I'm working through the following little exotic exercise and have some questions and curiosity as to whether I'm on the right track
Consider the claims $$Y_t=\frac{1}{S_t}$$ $$X=\frac{1}{S_T}$$ a) Can $Y_t$ be the arbitrage-free price of a traded derivative?
Answer?-- So this question is for some reason stumping me. I suppose it means the literal process $Y_t$ (that is, not under a risk-neutral expectation), which seems highly unlikely to be an arb free price process.
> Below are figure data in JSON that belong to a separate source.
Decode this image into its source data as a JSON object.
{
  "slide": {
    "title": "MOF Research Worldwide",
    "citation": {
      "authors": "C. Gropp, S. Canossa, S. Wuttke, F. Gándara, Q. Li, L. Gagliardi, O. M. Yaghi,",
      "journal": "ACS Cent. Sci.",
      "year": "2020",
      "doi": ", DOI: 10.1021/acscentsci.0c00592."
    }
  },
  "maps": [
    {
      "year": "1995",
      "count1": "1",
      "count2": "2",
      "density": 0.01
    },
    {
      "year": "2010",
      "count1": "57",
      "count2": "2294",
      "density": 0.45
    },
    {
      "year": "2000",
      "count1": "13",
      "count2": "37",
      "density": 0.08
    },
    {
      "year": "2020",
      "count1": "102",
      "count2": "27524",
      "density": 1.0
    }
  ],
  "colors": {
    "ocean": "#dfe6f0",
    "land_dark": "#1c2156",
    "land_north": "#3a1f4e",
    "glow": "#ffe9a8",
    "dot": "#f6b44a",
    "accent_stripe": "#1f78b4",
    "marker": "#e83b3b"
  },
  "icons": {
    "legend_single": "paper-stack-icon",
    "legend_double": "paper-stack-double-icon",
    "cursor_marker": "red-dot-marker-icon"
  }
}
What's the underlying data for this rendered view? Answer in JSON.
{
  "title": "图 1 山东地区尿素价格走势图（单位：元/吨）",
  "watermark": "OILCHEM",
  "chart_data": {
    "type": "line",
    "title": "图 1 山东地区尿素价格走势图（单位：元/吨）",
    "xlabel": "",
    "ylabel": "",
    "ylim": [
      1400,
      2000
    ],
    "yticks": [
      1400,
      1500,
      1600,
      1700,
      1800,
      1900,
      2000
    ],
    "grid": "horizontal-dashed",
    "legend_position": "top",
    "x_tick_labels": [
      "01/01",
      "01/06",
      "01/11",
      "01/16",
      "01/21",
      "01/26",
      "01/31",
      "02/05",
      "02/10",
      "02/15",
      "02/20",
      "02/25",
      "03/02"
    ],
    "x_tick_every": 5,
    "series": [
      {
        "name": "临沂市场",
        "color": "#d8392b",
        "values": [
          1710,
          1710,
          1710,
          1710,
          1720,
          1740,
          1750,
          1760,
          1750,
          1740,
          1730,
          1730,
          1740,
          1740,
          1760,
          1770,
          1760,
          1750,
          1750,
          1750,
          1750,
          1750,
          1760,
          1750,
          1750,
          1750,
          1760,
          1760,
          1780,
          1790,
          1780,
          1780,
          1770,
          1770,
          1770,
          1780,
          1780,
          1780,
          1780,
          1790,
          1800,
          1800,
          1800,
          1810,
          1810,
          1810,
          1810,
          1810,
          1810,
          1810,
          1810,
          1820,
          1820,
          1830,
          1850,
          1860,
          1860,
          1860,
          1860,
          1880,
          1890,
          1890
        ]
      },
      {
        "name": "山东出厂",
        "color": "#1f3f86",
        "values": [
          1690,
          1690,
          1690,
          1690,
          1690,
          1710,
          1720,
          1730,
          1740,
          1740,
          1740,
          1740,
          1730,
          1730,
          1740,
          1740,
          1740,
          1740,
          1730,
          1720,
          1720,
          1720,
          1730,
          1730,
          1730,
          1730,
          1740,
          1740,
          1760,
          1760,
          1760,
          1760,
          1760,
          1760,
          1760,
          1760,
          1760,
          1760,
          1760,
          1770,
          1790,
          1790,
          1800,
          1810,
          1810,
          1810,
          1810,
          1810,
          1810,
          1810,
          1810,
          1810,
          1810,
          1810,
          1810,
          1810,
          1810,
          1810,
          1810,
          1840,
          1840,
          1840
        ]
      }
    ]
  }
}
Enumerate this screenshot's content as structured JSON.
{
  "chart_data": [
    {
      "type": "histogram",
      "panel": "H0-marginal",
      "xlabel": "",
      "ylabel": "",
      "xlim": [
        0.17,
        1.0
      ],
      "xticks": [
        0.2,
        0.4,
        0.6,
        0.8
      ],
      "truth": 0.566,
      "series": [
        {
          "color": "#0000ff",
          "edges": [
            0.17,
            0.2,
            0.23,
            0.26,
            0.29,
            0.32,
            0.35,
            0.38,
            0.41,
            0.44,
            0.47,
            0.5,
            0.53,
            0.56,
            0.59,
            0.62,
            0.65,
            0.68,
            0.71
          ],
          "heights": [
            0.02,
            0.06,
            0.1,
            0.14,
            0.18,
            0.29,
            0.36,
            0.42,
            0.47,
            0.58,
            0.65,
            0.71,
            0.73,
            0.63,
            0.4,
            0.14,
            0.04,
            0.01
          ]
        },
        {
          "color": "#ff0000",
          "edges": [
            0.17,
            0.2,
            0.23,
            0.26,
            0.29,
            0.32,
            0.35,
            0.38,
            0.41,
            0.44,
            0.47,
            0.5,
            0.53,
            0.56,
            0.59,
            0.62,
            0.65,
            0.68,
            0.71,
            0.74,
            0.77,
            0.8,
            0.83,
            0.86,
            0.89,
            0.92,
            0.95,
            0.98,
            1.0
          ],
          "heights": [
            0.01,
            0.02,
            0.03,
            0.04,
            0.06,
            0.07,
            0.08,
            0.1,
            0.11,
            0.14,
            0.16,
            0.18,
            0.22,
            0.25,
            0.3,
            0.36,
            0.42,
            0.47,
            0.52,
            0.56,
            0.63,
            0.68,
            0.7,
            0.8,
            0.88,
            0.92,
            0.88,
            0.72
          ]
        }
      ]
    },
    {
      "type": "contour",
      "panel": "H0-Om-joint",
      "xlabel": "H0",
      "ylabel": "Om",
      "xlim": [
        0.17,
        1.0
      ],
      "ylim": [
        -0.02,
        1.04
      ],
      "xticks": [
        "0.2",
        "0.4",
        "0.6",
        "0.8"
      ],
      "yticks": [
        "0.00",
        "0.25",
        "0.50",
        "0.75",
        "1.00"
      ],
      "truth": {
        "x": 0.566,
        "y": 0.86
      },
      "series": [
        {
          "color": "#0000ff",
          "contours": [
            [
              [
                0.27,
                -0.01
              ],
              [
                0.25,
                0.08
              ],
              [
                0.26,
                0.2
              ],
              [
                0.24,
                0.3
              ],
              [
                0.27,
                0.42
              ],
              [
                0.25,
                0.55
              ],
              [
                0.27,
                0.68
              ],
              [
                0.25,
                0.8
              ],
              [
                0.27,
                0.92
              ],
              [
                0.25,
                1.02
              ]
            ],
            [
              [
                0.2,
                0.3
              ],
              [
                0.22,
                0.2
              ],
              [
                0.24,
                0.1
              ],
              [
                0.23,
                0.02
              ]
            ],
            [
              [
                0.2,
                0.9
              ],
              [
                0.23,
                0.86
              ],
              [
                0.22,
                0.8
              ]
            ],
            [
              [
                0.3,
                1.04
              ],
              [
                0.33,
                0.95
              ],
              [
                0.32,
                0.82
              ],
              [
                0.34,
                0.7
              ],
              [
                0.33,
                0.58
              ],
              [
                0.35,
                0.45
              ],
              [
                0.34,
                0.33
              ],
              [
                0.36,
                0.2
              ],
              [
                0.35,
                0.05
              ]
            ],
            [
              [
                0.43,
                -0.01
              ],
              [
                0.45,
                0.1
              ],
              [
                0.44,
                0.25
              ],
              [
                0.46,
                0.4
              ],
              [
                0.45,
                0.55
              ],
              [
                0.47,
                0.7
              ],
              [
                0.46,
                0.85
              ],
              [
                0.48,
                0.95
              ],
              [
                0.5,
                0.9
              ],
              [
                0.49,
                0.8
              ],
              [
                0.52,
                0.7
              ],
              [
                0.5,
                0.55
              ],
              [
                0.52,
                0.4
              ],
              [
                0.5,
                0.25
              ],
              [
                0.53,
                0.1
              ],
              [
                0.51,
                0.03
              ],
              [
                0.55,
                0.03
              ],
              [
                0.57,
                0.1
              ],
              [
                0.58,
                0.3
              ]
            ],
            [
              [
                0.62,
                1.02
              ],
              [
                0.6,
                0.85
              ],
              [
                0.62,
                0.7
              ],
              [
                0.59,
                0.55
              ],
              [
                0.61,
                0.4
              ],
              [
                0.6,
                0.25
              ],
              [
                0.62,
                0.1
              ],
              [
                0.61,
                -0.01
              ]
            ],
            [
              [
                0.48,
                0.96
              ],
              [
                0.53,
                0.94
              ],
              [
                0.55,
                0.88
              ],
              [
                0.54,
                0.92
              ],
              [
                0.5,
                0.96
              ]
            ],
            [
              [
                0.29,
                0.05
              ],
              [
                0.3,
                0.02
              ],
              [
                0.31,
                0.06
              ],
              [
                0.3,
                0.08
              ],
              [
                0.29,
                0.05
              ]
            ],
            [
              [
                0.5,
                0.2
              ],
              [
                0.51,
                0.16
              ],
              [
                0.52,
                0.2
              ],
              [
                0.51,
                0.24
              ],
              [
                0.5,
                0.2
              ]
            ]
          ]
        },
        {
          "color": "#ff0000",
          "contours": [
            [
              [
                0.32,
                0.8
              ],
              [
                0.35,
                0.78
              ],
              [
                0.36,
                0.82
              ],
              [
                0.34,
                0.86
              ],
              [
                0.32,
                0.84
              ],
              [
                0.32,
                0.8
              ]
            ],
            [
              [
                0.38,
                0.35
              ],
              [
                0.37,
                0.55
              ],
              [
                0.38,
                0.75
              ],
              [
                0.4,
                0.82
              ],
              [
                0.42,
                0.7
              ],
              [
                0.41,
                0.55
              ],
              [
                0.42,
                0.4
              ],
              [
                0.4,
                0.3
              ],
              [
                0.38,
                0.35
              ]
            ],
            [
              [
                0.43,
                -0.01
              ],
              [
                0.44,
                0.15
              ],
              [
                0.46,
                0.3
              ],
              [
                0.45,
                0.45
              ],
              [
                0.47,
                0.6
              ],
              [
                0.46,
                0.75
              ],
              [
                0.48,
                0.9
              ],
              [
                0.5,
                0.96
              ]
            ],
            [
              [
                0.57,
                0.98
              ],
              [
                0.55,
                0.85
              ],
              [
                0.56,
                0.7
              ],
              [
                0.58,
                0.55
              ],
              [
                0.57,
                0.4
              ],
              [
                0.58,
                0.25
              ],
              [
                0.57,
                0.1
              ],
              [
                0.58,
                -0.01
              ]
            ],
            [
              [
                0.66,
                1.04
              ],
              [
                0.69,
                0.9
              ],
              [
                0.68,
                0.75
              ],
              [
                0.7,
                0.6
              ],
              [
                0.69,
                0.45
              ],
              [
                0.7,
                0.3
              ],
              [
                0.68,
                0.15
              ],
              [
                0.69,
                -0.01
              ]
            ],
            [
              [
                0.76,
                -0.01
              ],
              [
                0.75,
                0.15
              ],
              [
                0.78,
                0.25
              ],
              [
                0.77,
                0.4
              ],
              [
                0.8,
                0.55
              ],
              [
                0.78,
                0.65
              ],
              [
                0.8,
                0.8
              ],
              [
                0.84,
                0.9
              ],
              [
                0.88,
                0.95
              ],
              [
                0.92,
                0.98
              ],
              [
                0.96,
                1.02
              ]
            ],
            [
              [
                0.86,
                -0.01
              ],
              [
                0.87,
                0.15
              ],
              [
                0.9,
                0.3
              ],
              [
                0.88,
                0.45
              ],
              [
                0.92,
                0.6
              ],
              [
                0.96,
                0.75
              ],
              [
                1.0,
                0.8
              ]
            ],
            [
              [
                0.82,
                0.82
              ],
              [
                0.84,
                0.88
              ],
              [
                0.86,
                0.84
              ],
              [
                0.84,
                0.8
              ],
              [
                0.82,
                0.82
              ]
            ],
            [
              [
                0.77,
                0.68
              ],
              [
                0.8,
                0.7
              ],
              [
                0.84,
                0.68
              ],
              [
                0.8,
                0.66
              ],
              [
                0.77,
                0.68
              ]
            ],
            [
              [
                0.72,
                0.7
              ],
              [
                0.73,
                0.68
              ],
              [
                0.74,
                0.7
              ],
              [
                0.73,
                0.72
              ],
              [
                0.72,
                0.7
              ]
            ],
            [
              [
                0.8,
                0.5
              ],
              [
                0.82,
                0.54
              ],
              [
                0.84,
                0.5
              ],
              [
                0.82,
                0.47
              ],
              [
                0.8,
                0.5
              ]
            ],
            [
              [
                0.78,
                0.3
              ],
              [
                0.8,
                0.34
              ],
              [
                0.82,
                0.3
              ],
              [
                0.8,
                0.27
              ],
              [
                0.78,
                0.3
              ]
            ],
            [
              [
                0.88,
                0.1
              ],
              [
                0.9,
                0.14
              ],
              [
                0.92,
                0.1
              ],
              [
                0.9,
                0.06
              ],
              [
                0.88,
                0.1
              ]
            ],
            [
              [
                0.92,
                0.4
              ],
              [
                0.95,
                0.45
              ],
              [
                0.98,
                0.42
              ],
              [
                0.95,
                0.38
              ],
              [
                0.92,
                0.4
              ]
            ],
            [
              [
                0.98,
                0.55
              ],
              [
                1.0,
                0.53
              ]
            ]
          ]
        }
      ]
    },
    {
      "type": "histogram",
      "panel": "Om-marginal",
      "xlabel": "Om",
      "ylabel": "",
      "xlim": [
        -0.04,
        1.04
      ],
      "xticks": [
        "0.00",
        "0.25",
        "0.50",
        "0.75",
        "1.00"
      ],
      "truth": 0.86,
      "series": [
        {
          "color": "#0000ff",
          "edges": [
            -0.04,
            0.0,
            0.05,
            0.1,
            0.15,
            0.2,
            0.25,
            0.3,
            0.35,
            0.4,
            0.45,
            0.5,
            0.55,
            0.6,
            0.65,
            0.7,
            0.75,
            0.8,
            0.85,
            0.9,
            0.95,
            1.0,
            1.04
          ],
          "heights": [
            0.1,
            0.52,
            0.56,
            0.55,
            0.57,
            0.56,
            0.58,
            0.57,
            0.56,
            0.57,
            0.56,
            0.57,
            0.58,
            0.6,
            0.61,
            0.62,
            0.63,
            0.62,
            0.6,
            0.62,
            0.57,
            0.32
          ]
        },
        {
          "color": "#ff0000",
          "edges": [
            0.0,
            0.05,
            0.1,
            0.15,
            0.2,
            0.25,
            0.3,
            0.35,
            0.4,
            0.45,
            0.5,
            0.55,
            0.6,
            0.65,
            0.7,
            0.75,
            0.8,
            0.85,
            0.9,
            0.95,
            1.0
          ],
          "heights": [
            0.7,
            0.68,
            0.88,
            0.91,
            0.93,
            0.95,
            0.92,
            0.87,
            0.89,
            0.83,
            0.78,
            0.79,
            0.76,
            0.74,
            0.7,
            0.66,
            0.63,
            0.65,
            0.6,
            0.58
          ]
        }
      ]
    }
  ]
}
I just can't seem to put it in any rigorous terms.
b) Derive an expression for the arbitrage free price process $\pi_t[X]$
Under risk-neutral valuation, we have $$\pi_t[X]=E^Q[\frac{X}{B_T}]=E^Q[\frac{\frac{1}{S_T}}{B_T}]=E^Q[\frac{1}{S_TB_T}]$$ So, here's where I had the idea to multiply both sides by $S_t$. Now, I've done a lot of problems with change of numeraire, but this really isn't that, so I'm now going to continue under the assumption that we are still under Q: $$\pi_t[X]=\frac{1}{S_t}E^Q[\frac{S_t}{S_TB_T}]<=>$$ $$\pi_t[X]=\frac{1}{S_t}E^Q[e^{-r(T-t)+(\frac{1}{2}\sigma^2-r)(T-t)-\sigma(W_T-W_t)}]<=>$$ $$\pi_t[X]=\frac{1}{S_t}E^Q[e^{(\frac{1}{2}\sigma^2-2r)(T-t)-\sigma(W_T-W_t)}]$$ Using the fact that $E[e^{\mu+\sigma Z}]=e^{\mu+\frac{1}{2}\sigma^2}$, we have $$\pi_t[X]=\frac{1}{S_t}e^{(\sigma^2-2r)(T-t)}$$